De acordo com o National Press Club, essa decisão é significativa e pode ser útil para outros jornalistas ameaçados que buscam asilo, pois reconhece que jornalistas como Gutiérrez Soto pertencem a um grupo reconhecível que está sujeito a perseguição.

Embora não se espere que a Corte publique sua decisão, Beckett acredita que todos os esforços e ações legais tomadas no caso de Gutiérrez Soto podem ter um grande impacto sobre os pedidos de asilo de outros jornalistas.

"Não é um caso publicado, mas um repórter do México ou de qualquer outro país pode usá-lo se as circunstâncias forem semelhantes às de Emilio", disse Beckett. "O que o tribunal de recursos também diz é que Emilio era uma pessoa muito pública, que criticava o governo mexicano no México e, quando estava aqui, também continuou a criticar os governos dos EUA e do México."

O que vem a seguir?

Após a decisão do Conselho de Apelações de Imigração, Gutiérrez Soto terá de comparecer perante as autoridades de imigração em El Paso para obter dados biométricos a fim de obter uma ordem que lhe conceda asilo.

De acordo com Beckett, o jornalista receberá o status de asilado, o que lhe permitirá trabalhar e viver nos Estados Unidos. Depois de um ano, ele poderá solicitar a residência permanente.

Mexican journalist Emilio Gutiérrez Soto delivers a speech.

Mais de 20 organizações de imprensa, como o National Press Club, assinaram declarações e defenderam Gutiérrez Soto perante os tribunais dos EUA. (Foto: Captura de tela de YouTube do National Press Club)

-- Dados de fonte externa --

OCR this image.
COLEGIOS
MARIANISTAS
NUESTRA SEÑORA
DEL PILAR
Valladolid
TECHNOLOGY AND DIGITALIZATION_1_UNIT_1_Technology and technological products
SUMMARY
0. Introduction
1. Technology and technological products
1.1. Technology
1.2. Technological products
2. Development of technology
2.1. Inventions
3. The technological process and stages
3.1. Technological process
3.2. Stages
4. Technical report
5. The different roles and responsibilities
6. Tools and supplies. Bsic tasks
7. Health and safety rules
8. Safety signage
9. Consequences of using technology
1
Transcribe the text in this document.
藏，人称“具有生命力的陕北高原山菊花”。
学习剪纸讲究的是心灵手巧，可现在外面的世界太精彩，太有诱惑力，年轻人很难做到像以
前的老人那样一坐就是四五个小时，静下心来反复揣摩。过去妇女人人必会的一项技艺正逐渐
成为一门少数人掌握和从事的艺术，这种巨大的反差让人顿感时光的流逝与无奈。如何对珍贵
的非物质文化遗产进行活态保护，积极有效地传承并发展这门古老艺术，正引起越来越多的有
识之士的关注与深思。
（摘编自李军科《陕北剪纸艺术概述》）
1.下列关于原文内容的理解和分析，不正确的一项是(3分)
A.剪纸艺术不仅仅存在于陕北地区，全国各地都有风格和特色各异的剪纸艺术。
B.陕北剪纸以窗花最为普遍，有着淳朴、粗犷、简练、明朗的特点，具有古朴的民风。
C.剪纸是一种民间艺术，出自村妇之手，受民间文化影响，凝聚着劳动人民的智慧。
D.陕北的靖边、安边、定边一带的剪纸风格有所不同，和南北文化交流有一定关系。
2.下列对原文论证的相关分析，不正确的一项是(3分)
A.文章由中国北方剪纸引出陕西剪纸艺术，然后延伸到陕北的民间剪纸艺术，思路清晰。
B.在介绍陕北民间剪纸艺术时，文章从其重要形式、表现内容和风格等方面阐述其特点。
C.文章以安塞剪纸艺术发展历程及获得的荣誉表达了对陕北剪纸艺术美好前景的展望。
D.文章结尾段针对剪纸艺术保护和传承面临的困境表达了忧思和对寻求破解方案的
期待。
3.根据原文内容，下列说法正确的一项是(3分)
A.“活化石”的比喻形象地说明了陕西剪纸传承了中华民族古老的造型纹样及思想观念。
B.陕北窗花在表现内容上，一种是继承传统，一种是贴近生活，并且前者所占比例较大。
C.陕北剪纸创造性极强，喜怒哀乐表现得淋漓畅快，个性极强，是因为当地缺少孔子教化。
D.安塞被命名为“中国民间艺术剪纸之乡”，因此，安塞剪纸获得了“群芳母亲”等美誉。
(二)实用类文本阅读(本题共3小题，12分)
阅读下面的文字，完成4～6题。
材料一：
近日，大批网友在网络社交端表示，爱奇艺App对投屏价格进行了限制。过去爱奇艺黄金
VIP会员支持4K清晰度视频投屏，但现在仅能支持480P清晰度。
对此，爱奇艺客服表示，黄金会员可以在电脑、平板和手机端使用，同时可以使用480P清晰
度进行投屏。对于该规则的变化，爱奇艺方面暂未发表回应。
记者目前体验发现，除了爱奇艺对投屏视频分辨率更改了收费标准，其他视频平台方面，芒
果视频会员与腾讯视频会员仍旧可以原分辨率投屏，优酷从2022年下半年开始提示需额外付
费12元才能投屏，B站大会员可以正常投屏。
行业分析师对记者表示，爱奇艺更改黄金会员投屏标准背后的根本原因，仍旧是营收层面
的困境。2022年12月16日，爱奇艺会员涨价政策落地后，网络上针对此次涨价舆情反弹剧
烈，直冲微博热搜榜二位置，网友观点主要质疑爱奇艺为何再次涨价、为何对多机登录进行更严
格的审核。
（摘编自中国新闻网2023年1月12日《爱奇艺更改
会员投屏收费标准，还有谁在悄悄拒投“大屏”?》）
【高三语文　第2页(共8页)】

Gutiérrez Soto tem trabalhado em uma fazenda em Ann Arbor, Michigan, onde decidiu ficar após a conclusão de sua bolsa de jornalismo Knight-Wallace 2018-2019 na Universidade de Michigan, enquanto aguardava notícias sobre o andamento de seu caso.

Gutiérrez Soto disse que pretende ficar em Ann Arbor para concluir seus compromissos de trabalho na fazenda, mas depois analisará como poderá retomar seu trabalho como jornalista.

"Eu realmente tenho que digerir tudo isso, sentar e conversar com meu filho e com as pessoas com quem trabalho, e então tomar a decisão mais importante: qual é o próximo passo", disse ele. "Pensei em me reintegrar de alguma forma às atividades jornalísticas, acho que também posso receber alguns convites para compartilhar minha experiência com outros colegas. [...] Tenho que ir delineando qual será meu próximo projeto de vida".

Embora Gutiérrez Soto não tenha exercido o jornalismo oficialmente nos últimos 15 anos, ele acredita que sua experiência pode servir como recurso para projetos jornalísticos sobre o funcionamento do sistema de imigração dos EUA. Ele vê sua experiência como uma maneira diferente de contribuir com o jornalismo.

"Uma vez alguém me disse: 'você não é mais um jornalista porque não está mais trabalhando'. E eu respondi que um jornalista nunca deixa de ser jornalista, mesmo que esteja inativo, mesmo que não esteja trabalhando na mídia", disse ele. "Como jornalistas, nunca deixamos de ter uma opinião, um argumento, uma crítica, uma expressão pública, e eu continuei a fazer isso.”